Anonymous girl
February, 23 2023 at 11:44 pm

Leave. I know u said u want to run into ur daddy's safe Arms. I wish I could but he passed away 3 years ago. At first he told me that I was a joke to my now husband. He was no good and he even cut me off for a while because I stayed with him. I ended up getting pregnant with my first child at 24 and he was 32. My dad started to come around then and realized he better help get me set up or I was gonna have a hard life. So he bought me a condo and my husband and I moved in. My dad was the best, he was verbally abusive but I always knew he loved me unconditionally. He always had my back and we had alit of fun together. However things got better between my dad and him over the years but then when my dad passed away 9 years into my husband and I s relationship, it's like his narc mask came off.
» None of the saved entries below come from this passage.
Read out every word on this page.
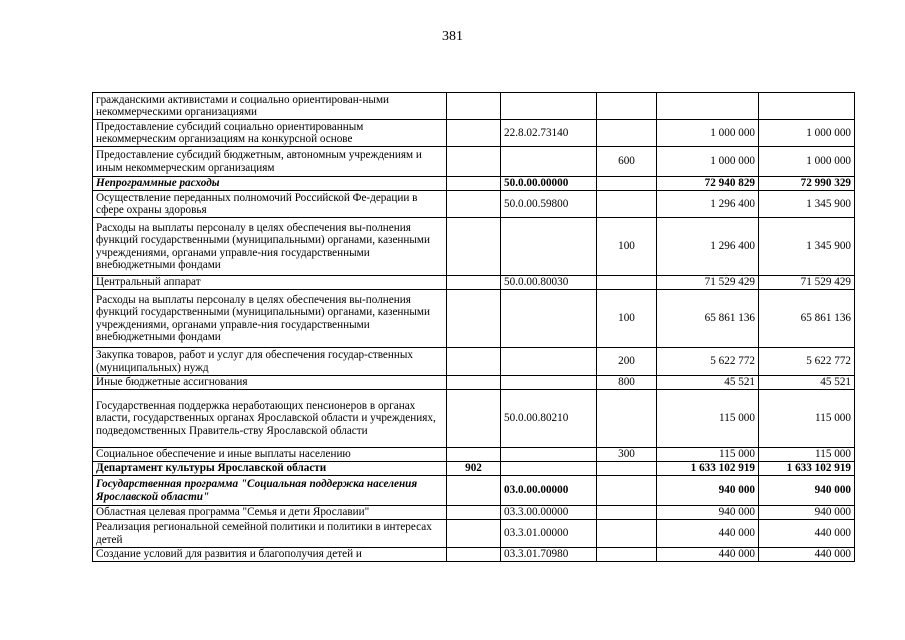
381
гражданскими активистами и социально ориентирован-ными некоммерческими организациями					
Предоставление субсидий социально ориентированным некоммерческим организациям на конкурсной основе		22.8.02.73140		1 000 000	1 000 000
Предоставление субсидий бюджетным, автономным учреждениям и иным некоммерческим организациям			600	1 000 000	1 000 000
Непрограммные расходы		50.0.00.00000		72 940 829	72 990 329
Осуществление переданных полномочий Российской Фе-дерации в сфере охраны здоровья		50.0.00.59800		1 296 400	1 345 900
Расходы на выплаты персоналу в целях обеспечения вы-полнения функций государственными (муниципальными) органами, казенными учреждениями, органами управле-ния государственными внебюджетными фондами			100	1 296 400	1 345 900
Центральный аппарат		50.0.00.80030		71 529 429	71 529 429
Расходы на выплаты персоналу в целях обеспечения вы-полнения функций государственными (муниципальными) органами, казенными учреждениями, органами управле-ния государственными внебюджетными фондами			100	65 861 136	65 861 136
Закупка товаров, работ и услуг для обеспечения государ-ственных (муниципальных) нужд			200	5 622 772	5 622 772
Иные бюджетные ассигнования			800	45 521	45 521
Государственная поддержка неработающих пенсионеров в органах власти, государственных органах Ярославской области и учреждениях, подведомственных Правитель-ству Ярославской области		50.0.00.80210		115 000	115 000
Социальное обеспечение и иные выплаты населению			300	115 000	115 000
Департамент культуры Ярославской области	902			1 633 102 919	1 633 102 919
Государственная программа "Социальная поддержка населения Ярославской области"		03.0.00.00000		940 000	940 000
Областная целевая программа "Семья и дети Ярославии"		03.3.00.00000		940 000	940 000
Реализация региональной семейной политики и политики в интересах детей		03.3.01.00000		440 000	440 000
Создание условий для развития и благополучия детей и		03.3.01.70980		440 000	440 000
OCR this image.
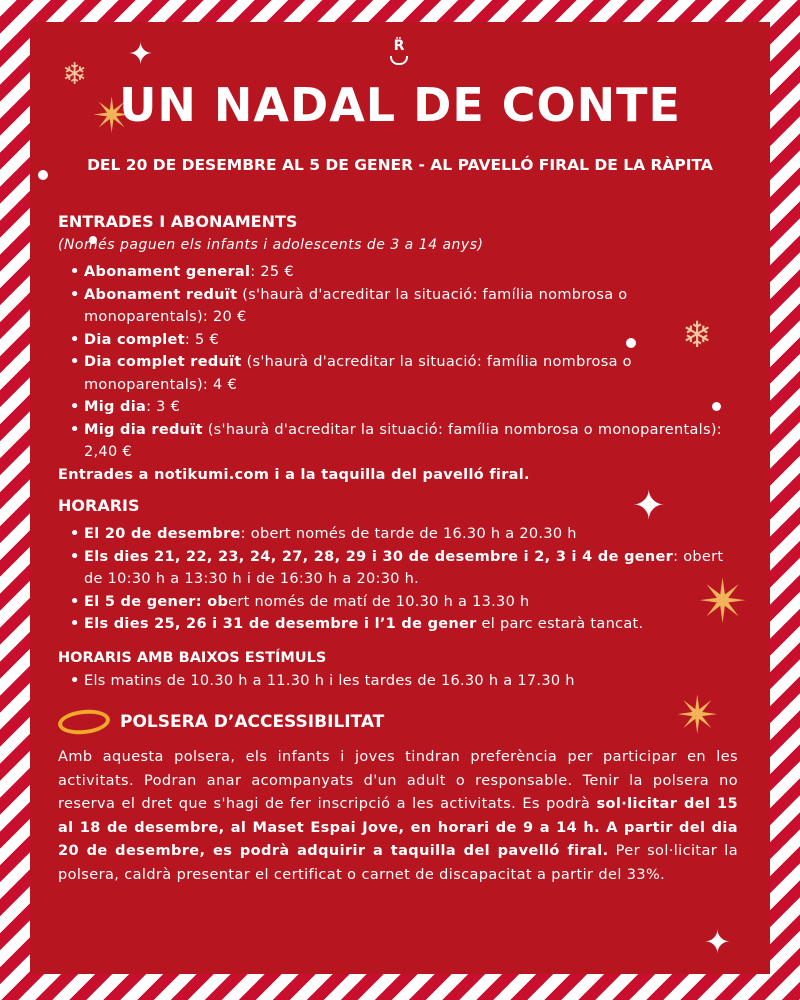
❄
✦
✴
❄
✦
✴
✴
✦
R̈
UN NADAL DE CONTE
DEL 20 DE DESEMBRE AL 5 DE GENER - AL PAVELLÓ FIRAL DE LA RÀPITA
ENTRADES I ABONAMENTS
(Només paguen els infants i adolescents de 3 a 14 anys)
• Abonament general: 25 €
• Abonament reduït (s'haurà d'acreditar la situació: família nombrosa o monoparentals): 20 €
• Dia complet: 5 €
• Dia complet reduït (s'haurà d'acreditar la situació: família nombrosa o monoparentals): 4 €
• Mig dia: 3 €
• Mig dia reduït (s'haurà d'acreditar la situació: família nombrosa o monoparentals): 2,40 €
Entrades a notikumi.com i a la taquilla del pavelló firal.
HORARIS
• El 20 de desembre: obert només de tarde de 16.30 h a 20.30 h
• Els dies 21, 22, 23, 24, 27, 28, 29 i 30 de desembre i 2, 3 i 4 de gener: obert de 10:30 h a 13:30 h i de 16:30 h a 20:30 h.
• El 5 de gener: obert només de matí de 10.30 h a 13.30 h
• Els dies 25, 26 i 31 de desembre i l’1 de gener el parc estarà tancat.
HORARIS AMB BAIXOS ESTÍMULS
• Els matins de 10.30 h a 11.30 h i les tardes de 16.30 h a 17.30 h
POLSERA D’ACCESSIBILITAT
Amb aquesta polsera, els infants i joves tindran preferència per participar en les activitats. Podran anar acompanyats d'un adult o responsable. Tenir la polsera no reserva el dret que s'hagi de fer inscripció a les activitats. Es podrà sol·licitar del 15 al 18 de desembre, al Maset Espai Jove, en horari de 9 a 14 h. A partir del dia 20 de desembre, es podrà adquirir a taquilla del pavelló firal. Per sol·licitar la polsera, caldrà presentar el certificat o carnet de discapacitat a partir del 33%.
He was accusing me of cheating and he would not hear me when I told him I wasn't. This shocked me because it was so wrong and the reasons he thought so were so theoretical. That's what he would do he would go somewhere a d then later claim that he knew I was messing with someone while he was gone. I'm shocked every time it happens but it's so hard to turn around and tell him to leave bc I didn't do anything to him and I want him to stay. Anyways once my dad died I saw another person one who acted like I was worthless. And on and on and on, I wished my dad were here so many times.